Asked to describe a typical day, Van Vliet says “I usually don’t go to bed until 4:30 in the morning, then I get up at 5:30 because I like to see the sun and the moon together in the sky. Occasionally I eat breakfast. If I could find a town I’d go in to it now and then. They had towns in the 1930s, but they all seem to be gone now. Like Lightnin’ Hopkins said, they’re gone like a turkey in a storm. There’s nothing happening now and town has become a matter of going into yourself. We can live inside and they can’t do anything about that! Occasionally, like a gopher coming out of its hole, I go somewhere for provisions. I always hope I’ll make it back because I really don’t like to drive. Hell, I could see a butterfly out of the corner of my eye and drift right off the road! So, I spend my time reading, writing music and watching television. That’s about it, other than Jan and I dance. And, of course, painting. That’s the drive that’s dominated my life from the very beginning.
“A lot of people don’t know this, but I was painting consistently throughout the ‘60s and ‘70s, but I never showed my work then because I didn’t feel like it. I’m happy to show it now though, because the art world is providing a better life for me than music did. It helps not having to deal with fans, and I’m much better off now. I’m just up here painting and getting beat up by my cats. I paint everyday. Painting is a color straight-jacket and I look forward to putting it on in the morning.”

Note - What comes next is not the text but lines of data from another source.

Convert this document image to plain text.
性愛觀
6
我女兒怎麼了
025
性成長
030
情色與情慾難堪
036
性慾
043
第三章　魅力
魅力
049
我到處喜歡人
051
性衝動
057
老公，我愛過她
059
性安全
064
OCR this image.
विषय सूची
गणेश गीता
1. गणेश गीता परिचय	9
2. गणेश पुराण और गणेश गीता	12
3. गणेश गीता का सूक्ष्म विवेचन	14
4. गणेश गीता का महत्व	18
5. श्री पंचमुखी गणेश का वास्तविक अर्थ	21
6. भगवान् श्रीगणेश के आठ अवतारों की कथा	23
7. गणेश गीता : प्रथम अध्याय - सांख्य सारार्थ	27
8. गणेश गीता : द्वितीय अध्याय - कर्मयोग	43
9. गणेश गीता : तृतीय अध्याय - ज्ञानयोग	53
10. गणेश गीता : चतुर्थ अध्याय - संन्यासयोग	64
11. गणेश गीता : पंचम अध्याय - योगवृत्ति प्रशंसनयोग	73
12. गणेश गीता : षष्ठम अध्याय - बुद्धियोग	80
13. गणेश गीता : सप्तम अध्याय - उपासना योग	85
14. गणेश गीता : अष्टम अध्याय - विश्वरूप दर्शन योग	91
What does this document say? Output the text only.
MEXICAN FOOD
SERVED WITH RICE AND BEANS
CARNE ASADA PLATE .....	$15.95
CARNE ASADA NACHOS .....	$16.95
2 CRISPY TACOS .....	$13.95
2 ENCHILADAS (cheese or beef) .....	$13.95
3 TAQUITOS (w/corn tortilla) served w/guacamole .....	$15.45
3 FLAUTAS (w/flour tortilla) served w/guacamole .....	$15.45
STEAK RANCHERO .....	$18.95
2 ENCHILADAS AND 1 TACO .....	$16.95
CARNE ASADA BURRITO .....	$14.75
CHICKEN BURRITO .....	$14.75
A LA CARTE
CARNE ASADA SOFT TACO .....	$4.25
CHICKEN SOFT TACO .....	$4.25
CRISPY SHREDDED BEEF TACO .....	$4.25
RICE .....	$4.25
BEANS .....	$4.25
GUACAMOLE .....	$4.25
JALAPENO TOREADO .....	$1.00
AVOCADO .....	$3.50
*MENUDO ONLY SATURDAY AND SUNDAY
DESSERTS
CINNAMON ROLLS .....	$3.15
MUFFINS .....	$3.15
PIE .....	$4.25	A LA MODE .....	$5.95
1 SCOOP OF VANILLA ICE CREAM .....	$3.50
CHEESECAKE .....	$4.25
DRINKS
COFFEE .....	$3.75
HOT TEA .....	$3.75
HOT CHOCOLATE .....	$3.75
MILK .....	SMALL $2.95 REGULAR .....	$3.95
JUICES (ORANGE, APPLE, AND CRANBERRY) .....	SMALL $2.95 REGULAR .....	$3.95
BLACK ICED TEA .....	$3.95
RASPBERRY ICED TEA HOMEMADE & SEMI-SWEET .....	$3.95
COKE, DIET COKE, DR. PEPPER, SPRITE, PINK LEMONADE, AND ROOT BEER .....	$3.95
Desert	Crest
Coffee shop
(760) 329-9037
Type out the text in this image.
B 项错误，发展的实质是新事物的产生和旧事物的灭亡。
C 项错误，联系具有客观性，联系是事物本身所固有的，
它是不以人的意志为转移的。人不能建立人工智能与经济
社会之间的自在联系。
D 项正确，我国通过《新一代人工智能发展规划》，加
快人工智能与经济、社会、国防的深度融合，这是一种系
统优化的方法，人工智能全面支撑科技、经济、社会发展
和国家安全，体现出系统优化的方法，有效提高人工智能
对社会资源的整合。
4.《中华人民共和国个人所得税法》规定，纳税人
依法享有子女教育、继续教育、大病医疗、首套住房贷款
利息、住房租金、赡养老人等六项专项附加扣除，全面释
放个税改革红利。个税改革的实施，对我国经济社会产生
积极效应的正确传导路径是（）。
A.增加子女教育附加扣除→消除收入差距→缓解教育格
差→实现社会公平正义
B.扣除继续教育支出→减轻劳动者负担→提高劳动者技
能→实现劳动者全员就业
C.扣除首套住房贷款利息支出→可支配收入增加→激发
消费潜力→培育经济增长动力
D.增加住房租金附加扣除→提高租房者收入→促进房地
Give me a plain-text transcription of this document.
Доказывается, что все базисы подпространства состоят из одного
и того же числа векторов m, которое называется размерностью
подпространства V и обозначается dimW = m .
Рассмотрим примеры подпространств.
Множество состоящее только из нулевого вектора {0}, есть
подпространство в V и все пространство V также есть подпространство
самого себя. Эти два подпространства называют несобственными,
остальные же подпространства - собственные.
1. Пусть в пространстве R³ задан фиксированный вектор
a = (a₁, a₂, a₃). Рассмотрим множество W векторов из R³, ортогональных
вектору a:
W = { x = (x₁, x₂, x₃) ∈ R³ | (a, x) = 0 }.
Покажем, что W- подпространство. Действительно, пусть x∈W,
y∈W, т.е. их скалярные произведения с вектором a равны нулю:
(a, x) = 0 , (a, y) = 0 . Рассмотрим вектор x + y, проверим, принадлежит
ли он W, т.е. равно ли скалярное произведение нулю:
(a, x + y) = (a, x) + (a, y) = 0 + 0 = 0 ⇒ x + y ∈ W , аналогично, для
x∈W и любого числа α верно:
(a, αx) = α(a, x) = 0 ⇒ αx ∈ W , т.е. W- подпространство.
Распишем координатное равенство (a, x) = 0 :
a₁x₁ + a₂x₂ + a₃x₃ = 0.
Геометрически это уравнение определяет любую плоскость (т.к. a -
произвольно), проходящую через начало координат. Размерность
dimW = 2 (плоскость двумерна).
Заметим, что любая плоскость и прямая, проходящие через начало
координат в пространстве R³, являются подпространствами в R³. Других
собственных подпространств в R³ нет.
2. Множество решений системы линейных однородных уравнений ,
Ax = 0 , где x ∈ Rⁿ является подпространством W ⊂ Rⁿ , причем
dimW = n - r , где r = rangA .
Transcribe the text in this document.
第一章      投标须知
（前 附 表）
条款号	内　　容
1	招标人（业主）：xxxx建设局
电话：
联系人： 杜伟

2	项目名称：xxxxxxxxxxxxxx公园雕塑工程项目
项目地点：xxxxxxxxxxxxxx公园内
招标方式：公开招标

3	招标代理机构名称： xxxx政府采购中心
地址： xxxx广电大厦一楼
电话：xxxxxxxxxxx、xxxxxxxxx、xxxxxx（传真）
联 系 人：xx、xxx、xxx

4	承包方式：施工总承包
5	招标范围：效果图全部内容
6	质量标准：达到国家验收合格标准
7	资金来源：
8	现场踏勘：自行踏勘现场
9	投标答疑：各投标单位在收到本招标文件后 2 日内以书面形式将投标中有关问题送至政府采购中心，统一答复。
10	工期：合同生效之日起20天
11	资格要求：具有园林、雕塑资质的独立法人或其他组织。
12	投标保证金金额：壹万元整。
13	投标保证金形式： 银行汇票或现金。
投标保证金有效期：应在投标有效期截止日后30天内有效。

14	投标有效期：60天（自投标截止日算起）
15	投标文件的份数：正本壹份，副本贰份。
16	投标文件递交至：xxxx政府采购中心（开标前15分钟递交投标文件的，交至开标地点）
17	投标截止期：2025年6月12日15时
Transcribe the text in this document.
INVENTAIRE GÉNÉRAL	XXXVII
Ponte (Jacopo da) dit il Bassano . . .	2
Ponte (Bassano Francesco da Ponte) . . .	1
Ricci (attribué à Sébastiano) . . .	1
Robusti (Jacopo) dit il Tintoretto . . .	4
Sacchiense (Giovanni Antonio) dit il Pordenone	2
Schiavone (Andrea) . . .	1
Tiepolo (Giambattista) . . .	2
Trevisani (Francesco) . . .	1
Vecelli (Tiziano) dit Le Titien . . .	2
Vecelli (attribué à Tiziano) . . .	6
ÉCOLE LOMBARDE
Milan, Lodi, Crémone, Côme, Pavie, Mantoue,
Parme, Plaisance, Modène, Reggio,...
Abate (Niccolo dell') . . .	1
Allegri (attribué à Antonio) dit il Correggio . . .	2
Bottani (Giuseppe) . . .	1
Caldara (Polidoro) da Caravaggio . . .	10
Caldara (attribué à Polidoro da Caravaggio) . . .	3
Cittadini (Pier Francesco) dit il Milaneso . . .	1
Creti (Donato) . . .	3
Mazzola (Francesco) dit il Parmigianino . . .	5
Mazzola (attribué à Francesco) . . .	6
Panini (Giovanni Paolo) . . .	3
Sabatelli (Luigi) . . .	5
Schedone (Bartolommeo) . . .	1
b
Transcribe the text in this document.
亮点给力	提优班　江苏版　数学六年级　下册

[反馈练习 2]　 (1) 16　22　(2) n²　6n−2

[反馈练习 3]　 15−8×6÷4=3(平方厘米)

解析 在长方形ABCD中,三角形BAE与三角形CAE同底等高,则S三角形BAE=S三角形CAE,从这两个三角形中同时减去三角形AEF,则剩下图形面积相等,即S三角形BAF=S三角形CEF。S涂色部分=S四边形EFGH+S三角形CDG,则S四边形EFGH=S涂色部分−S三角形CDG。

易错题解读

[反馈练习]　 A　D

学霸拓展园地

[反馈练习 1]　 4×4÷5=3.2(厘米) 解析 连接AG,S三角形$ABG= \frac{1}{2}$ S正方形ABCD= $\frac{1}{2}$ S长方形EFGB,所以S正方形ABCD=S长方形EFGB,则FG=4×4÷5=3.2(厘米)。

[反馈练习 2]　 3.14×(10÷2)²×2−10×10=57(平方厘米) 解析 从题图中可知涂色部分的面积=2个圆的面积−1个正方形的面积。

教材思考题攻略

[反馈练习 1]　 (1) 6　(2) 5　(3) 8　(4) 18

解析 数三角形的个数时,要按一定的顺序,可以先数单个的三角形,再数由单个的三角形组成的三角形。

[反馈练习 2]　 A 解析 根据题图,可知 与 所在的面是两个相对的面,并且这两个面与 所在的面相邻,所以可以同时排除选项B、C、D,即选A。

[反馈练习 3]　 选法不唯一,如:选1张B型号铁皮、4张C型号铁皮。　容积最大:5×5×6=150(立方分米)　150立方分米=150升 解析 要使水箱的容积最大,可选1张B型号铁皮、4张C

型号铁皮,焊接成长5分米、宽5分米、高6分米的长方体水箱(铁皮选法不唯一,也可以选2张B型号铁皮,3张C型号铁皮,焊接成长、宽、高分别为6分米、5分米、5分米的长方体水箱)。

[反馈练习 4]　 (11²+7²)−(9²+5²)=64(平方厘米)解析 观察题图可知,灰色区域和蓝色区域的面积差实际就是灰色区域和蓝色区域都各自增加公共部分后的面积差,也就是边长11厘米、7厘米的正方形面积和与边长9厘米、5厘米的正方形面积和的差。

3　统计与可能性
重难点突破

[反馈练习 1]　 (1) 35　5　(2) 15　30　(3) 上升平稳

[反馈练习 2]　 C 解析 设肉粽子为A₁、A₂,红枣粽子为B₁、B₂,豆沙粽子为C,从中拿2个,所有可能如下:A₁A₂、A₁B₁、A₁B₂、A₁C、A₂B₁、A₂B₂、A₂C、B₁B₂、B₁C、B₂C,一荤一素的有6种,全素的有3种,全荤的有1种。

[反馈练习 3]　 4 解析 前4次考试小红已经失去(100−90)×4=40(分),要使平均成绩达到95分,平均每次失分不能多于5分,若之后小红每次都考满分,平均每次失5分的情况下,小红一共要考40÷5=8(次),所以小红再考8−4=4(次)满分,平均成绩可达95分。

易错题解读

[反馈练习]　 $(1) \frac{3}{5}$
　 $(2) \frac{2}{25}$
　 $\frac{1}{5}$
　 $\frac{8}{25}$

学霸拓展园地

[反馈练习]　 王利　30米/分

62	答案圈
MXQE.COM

Though the art world is providing a better life for Van Vliet financially, he doesn’t expect much from the art audience’s capacity to understand his work.
“Most people are so damned stupid they can’t even see what artists are doing, and if they’re appreciated at all during their lifetime, it’s usually for the wrong reasons. It makes no difference whether the audience is there or not because I’d do what I do regardless of whether anyone takes notice. It helps when people appreciate what you do, but I’m an artist, so thanks for the hand, but don’t touch me.”